Spieth, ZJ storylines stand out on 'Marathon' Monday

By John FeinsteinJuly 21, 2015, 3:54 pm

In 1974, after Hale Irwin had won the U.S. Open at Winged Foot with a score of 7 over par, the late, great Dick Schaap wrote an entire book on that remarkable four days. The title was “Massacre at Winged Foot.”

The only thing lacking right now for a book on the five days that finally ended in the gloaming at St. Andrews on Monday is a title. Perhaps, something simple like “Marathon” would fit. 

Without question, there were enough storylines for a book – a long one at that. 

Consider this for a moment: the continuing saga of Tiger Woods was little more than a footnote. Rory McIlroy’s absence was barely noticed once the championship began. Tom Watson’s farewell was sweet and joyous but was on almost no one’s mind even a little bit as Monday’s drama slowly unfolded. Phil Mickelson didn't make many headlines all week, but one of them was his caddie for life, Jim Mackay, looping back onto the golf course on Sunday to get a close-up glimpse of Jordan Spieth. 

The weather is often a part of the storyline at the Open Championship and that was never truer than it was the 144th time that they have played for this title. The dire predictions that were heard early in the week didn’t turn out to be entirely correct, but they were accurate enough to force a Monday finish for the first time since 1988 and for the second time in history. 

When they played on that Monday at Royal Lytham & St. Annes, Seve Ballesteros shot 65 to win his third Open title and his fifth major. It was his last major victory. He was 31 at the time and there was no reason to suspect that he would never again hoist a major trophy. 

Zach Johnson is 39, a couple months younger than Woods, and has quietly put together what is now a likely Hall of Fame resume.

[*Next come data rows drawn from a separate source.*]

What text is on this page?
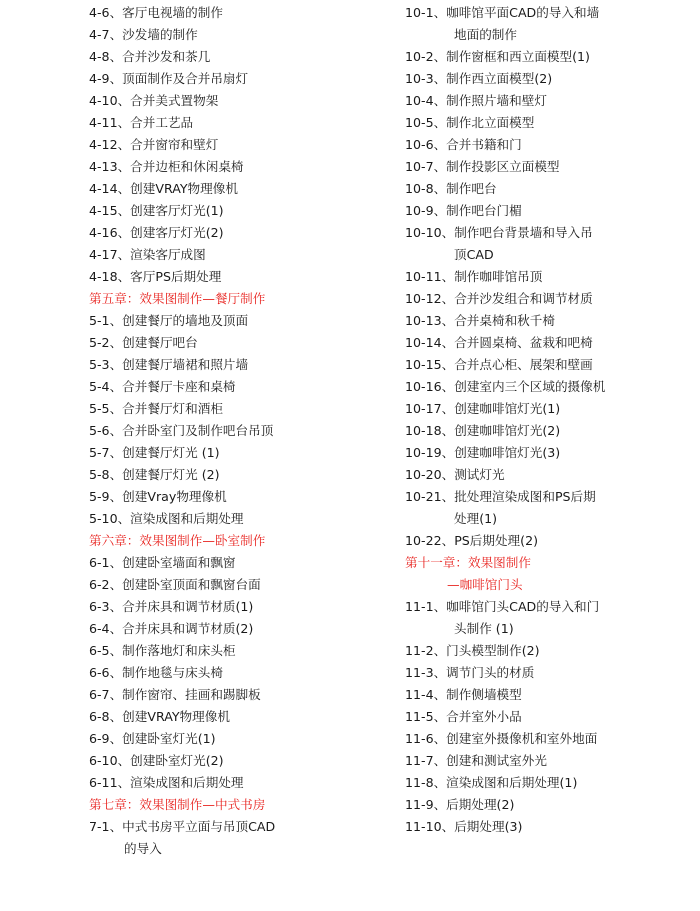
4-6、客厅电视墙的制作
4-7、沙发墙的制作
4-8、合并沙发和茶几
4-9、顶面制作及合并吊扇灯
4-10、合并美式置物架
4-11、合并工艺品
4-12、合并窗帘和壁灯
4-13、合并边柜和休闲桌椅
4-14、创建VRAY物理像机
4-15、创建客厅灯光(1)
4-16、创建客厅灯光(2)
4-17、渲染客厅成图
4-18、客厅PS后期处理
第五章：效果图制作—餐厅制作
5-1、创建餐厅的墙地及顶面
5-2、创建餐厅吧台
5-3、创建餐厅墙裙和照片墙
5-4、合并餐厅卡座和桌椅
5-5、合并餐厅灯和酒柜
5-6、合并卧室门及制作吧台吊顶
5-7、创建餐厅灯光 (1)
5-8、创建餐厅灯光 (2)
5-9、创建Vray物理像机
5-10、渲染成图和后期处理
第六章：效果图制作—卧室制作
6-1、创建卧室墙面和飘窗
6-2、创建卧室顶面和飘窗台面
6-3、合并床具和调节材质(1)
6-4、合并床具和调节材质(2)
6-5、制作落地灯和床头柜
6-6、制作地毯与床头椅
6-7、制作窗帘、挂画和踢脚板
6-8、创建VRAY物理像机
6-9、创建卧室灯光(1)
6-10、创建卧室灯光(2)
6-11、渲染成图和后期处理
第七章：效果图制作—中式书房
7-1、中式书房平立面与吊顶CAD
的导入
10-1、咖啡馆平面CAD的导入和墙
地面的制作
10-2、制作窗框和西立面模型(1)
10-3、制作西立面模型(2)
10-4、制作照片墙和壁灯
10-5、制作北立面模型
10-6、合并书籍和门
10-7、制作投影区立面模型
10-8、制作吧台
10-9、制作吧台门楣
10-10、制作吧台背景墙和导入吊
顶CAD
10-11、制作咖啡馆吊顶
10-12、合并沙发组合和调节材质
10-13、合并桌椅和秋千椅
10-14、合并圆桌椅、盆栽和吧椅
10-15、合并点心柜、展架和壁画
10-16、创建室内三个区域的摄像机
10-17、创建咖啡馆灯光(1)
10-18、创建咖啡馆灯光(2)
10-19、创建咖啡馆灯光(3)
10-20、测试灯光
10-21、批处理渲染成图和PS后期
处理(1)
10-22、PS后期处理(2)
第十一章：效果图制作
—咖啡馆门头
11-1、咖啡馆门头CAD的导入和门
头制作 (1)
11-2、门头模型制作(2)
11-3、调节门头的材质
11-4、制作侧墙模型
11-5、合并室外小品
11-6、创建室外摄像机和室外地面
11-7、创建和测试室外光
11-8、渲染成图和后期处理(1)
11-9、后期处理(2)
11-10、后期处理(3)
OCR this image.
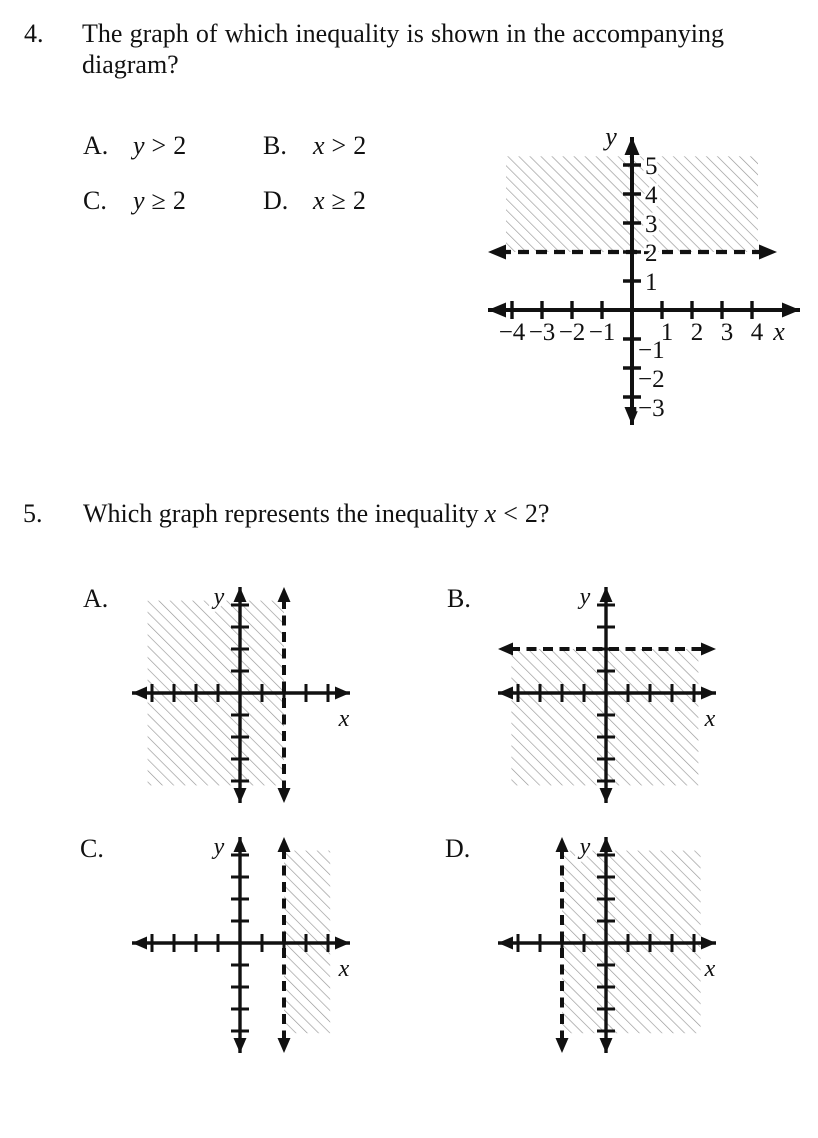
4. The graph of which inequality is shown in the accompanying
diagram?
A. y > 2	B. x > 2
C. y ≥ 2	D. x ≥ 2
−4 −3 −2 −1 1 2 3 4
5
4
3
2
1
−1
−2
−3
x
y
5. Which graph represents the inequality x < 2?
A.	B.
C.	D.
x
y
x
y
x
y
x
y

Much like Spieth, Johnson doesn’t blow anyone away with his length, but has a mental toughness that has allowed him to put together a record that looks like this: 12 PGA Tour wins, two of them majors, and four Ryder Cup appearances, that will no doubt become five next August. One other stat: He’s now 4-1 in playoffs. His only loss came to Spieth, at the John Deere Classic two years ago. That playoff went five holes and ended with Spieth’s first victory.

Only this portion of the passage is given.